The plaintiffs did hedge themselves, couching their argument with words like "may" and "potentially." But they make other claims of urgency, so why are they reaching to make this argument about back taxes at all?
It may have to do with the fact that right now, there's a narrow window of opportunity, and they need to gin up all the "urgency" they can to encourage Supreme Court consideration.
The two federal appeals courts that ruled earlier this month are split — the DC Circuit ruled in favor of plaintiffs in Halbig, the Fourth Circuit in favor of the government in King. That circuit split is, however, expected to disappear in the fall, after the government receives en banc review in the DC Circuit.
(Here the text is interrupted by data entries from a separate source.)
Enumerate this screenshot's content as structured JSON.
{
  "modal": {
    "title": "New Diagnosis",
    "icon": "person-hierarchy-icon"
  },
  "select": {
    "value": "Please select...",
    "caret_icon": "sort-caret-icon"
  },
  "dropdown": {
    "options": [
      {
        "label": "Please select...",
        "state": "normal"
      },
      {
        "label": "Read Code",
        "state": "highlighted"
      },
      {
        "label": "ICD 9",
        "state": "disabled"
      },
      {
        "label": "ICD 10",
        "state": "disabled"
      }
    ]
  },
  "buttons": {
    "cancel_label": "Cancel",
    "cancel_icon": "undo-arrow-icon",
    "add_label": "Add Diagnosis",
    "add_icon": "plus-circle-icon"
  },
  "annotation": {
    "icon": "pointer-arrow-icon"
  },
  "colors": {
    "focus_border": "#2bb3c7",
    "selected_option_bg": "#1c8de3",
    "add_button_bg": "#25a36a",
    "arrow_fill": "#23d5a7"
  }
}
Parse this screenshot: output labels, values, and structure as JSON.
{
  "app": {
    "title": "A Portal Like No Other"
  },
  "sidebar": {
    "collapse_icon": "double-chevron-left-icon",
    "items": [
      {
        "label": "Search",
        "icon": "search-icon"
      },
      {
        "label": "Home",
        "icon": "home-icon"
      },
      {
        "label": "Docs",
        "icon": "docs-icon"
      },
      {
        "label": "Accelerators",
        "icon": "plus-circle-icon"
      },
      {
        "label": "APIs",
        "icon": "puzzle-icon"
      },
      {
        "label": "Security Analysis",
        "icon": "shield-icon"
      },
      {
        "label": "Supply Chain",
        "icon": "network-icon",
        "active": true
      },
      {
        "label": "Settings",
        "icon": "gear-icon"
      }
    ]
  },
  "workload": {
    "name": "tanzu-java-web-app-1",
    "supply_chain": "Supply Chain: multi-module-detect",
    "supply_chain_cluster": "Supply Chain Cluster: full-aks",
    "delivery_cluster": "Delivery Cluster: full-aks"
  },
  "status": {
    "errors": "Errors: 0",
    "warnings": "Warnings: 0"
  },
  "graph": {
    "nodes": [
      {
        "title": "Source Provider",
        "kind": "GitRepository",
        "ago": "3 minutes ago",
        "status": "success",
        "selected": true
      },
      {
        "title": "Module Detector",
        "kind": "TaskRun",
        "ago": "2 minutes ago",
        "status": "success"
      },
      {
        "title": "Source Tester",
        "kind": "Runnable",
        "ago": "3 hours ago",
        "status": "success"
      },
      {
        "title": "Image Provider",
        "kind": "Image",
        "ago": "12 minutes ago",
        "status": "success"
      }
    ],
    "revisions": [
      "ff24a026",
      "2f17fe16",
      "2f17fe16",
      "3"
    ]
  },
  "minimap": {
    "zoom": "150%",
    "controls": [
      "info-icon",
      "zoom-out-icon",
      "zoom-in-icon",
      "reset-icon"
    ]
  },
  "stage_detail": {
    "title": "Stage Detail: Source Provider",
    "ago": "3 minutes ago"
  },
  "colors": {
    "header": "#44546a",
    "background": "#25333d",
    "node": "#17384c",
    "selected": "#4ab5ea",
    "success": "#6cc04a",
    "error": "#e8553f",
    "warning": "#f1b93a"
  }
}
The government reportedly filed their en banc petition with the DC Circuit on Friday afternoon. If accepted, the review will likely reverse the decision, so the ruling favors the government.
If the circuit split is resolved, the odds of Supreme Court review fall.
"Where there is no circuit split, and where multiple lower courts have upheld a federal regulation, the Supreme Court rarely reviews cases," Jost said. "If they took this case, it would be an extraordinary political act."
That's not to say it couldn't happen. As Nicholas Bagley, a law professor at the University of Michigan points out, four conservative justices dissented in the first Obamacare case that went to the Supreme Court.
"It only takes four justices to take a case, and it's not hard to tell a story about how four justices could be persuaded both that the Fourth Circuit's decision is wrong and that this is one of those rare cases of such public importance that prompt involvement is necessary," Bagley writes.